New York (CNN) — Apple is temporarily pulling its newly introduced artificial intelligence feature that summarizes news notifications after it repeatedly sent users error-filled headlines, sparking backlash from a news organization and press freedom groups.
The rare reversal from the iPhone maker on its heavily marketed Apple Intelligence feature comes after the technology produced misleading or altogether false summaries of news headlines that appear almost identical to regular push notifications.
On Thursday, Apple deployed a beta software update to developers that disabled the AI feature for news and entertainment headlines, which it plans to later roll out to all users while it works to improve the AI feature. The company plans to re-enable the feature in a future update.
As part of the update, the company said the Apple Intelligence summaries, which users must opt into, will more explicitly emphasize that the information has been produced by AI, signaling that it may sometimes produce inaccurate results.
Last month, The BBC complained to Apple about the technology, urging the company to scrap the feature after it created false headlines stating that Luigi Mangione, who is charged with murder in the death of the UnitedHealthcare CEO, had shot himself. On another occasion, three New York Times articles were also summarized in a single push notification, falsely stating that Israeli Prime Minister Benjamin Netanyahu had been arrested.
A BBC spokesperson told CNN in December it “is critical that Apple urgently addresses these issues as the accuracy of our news is essential in maintaining trust. These AI summarisations by Apple do not reflect — and in some cases completely contradict — the original BBC content.”

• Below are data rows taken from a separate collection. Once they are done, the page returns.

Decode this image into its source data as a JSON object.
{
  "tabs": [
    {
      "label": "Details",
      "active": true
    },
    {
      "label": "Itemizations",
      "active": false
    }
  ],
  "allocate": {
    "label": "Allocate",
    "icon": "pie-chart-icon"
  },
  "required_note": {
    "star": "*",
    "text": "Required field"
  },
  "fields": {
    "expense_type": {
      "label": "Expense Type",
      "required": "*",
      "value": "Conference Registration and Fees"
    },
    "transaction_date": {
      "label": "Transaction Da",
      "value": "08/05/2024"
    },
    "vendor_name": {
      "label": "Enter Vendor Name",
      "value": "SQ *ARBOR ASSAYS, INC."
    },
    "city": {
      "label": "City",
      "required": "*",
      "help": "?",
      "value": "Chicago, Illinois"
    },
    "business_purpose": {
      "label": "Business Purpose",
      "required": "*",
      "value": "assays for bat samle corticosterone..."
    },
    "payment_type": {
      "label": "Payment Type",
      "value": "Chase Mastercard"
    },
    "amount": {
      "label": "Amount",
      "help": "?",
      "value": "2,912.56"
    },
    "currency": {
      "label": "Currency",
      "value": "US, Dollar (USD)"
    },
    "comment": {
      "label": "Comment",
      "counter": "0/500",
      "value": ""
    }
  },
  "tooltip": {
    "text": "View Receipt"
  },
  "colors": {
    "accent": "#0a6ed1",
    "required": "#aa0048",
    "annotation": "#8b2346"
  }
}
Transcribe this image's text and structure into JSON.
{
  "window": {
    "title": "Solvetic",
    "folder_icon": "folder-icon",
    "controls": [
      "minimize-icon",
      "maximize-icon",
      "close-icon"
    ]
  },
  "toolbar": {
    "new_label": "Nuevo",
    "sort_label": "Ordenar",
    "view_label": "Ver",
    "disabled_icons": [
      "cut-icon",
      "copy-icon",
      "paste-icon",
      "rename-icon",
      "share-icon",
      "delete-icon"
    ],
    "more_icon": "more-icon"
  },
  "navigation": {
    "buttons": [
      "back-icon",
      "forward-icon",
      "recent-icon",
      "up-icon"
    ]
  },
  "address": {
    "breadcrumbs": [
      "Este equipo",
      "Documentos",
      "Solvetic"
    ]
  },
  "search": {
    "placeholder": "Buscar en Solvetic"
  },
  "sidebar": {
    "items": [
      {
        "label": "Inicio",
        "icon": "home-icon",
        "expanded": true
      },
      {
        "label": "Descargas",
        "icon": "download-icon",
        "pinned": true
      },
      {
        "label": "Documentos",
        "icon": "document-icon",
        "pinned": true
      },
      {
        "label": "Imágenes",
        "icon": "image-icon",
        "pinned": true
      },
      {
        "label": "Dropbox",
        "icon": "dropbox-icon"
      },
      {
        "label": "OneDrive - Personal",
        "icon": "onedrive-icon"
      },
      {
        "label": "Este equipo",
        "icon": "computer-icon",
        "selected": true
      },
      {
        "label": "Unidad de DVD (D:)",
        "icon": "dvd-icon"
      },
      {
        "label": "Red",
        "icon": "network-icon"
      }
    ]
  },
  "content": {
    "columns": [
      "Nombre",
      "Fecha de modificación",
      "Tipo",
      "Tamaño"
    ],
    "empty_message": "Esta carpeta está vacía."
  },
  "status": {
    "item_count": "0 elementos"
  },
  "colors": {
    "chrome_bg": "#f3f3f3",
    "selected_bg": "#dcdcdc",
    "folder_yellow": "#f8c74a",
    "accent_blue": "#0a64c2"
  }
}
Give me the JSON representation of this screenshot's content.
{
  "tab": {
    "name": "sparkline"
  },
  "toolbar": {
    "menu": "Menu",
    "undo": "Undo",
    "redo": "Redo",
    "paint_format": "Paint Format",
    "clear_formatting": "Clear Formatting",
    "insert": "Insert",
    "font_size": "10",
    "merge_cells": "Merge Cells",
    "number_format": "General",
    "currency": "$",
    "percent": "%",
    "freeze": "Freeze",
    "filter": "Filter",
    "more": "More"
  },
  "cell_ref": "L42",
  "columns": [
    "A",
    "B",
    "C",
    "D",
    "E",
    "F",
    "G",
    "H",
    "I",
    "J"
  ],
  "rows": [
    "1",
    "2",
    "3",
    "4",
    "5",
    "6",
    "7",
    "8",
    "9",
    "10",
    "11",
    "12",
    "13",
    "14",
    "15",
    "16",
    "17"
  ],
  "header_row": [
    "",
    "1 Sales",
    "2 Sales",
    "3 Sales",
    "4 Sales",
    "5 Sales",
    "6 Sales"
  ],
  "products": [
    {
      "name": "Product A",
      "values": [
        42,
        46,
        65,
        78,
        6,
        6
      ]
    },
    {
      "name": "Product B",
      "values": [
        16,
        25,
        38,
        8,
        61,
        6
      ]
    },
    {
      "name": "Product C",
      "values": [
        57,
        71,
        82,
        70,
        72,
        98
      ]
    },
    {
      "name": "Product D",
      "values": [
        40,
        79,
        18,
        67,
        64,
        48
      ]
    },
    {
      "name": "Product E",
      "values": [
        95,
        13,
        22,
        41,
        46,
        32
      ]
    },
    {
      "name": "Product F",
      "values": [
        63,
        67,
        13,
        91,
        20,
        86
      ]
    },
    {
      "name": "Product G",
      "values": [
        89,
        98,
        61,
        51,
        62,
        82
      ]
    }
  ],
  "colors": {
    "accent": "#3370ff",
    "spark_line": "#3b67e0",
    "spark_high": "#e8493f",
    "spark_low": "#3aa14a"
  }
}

On Wednesday, the AI-powered feature once again incorrectly summarized a Washington Post notification, stating falsely “Pete Hegseth fired; Trump tariffs impact inflation; Pam Bondi and Marco Rubio confirmed.” None of these are true.
“This is my periodic rant that Apple Intelligence is so bad that today it got every fact wrong its AI a summary of Washington Post news alerts,” the newspaper’s tech columnist Geoffrey Fowler wrote. “It’s wildly irresponsible that Apple doesn’t turn off summaries for news apps until it gets a bit better at this AI thing.”
Press freedom groups have also highlighted the dangers the summaries pose to consumers seeking out reliable information, with Reporters Without Borders calling it “a danger to the public’s right to reliable information on current affairs” and the National Union of Journalists, one of the largest journalist unions worldwide, emphasizing “the public must not be placed in a position of second-guessing the accuracy of news they receive.” Both called for the AI-powered summaries to be removed.
Apple’s AI troubles are hardly the first time a developer has had to contend with the technology fabricating information, with popular models like ChatGPT often producing confident “hallucinations.”
Large-language models, the technology behind AI tools, are trained to respond to inputs using “a plausible sounding answer” to prompts, Suresh Venkatasubramanian, a professor at Brown University who helped co-author the White House’s Blueprint for an AI Bill of Rights, previously told CNN.
“So, in that sense, any plausible-sounding answer, whether it’s accurate or factual or made up or not, is a reasonable answer, and that’s what it produces,” Venkatasubramanian said. “There is no knowledge of truth there.”
Two years after ChatGPT’s launch, AI hallucinations remain as prevalent as ever. A July 2024 study from Cornell, the University of Washington, and the University of Waterloo found that top AI models still can’t be fully trusted given their proclivity for inventing information.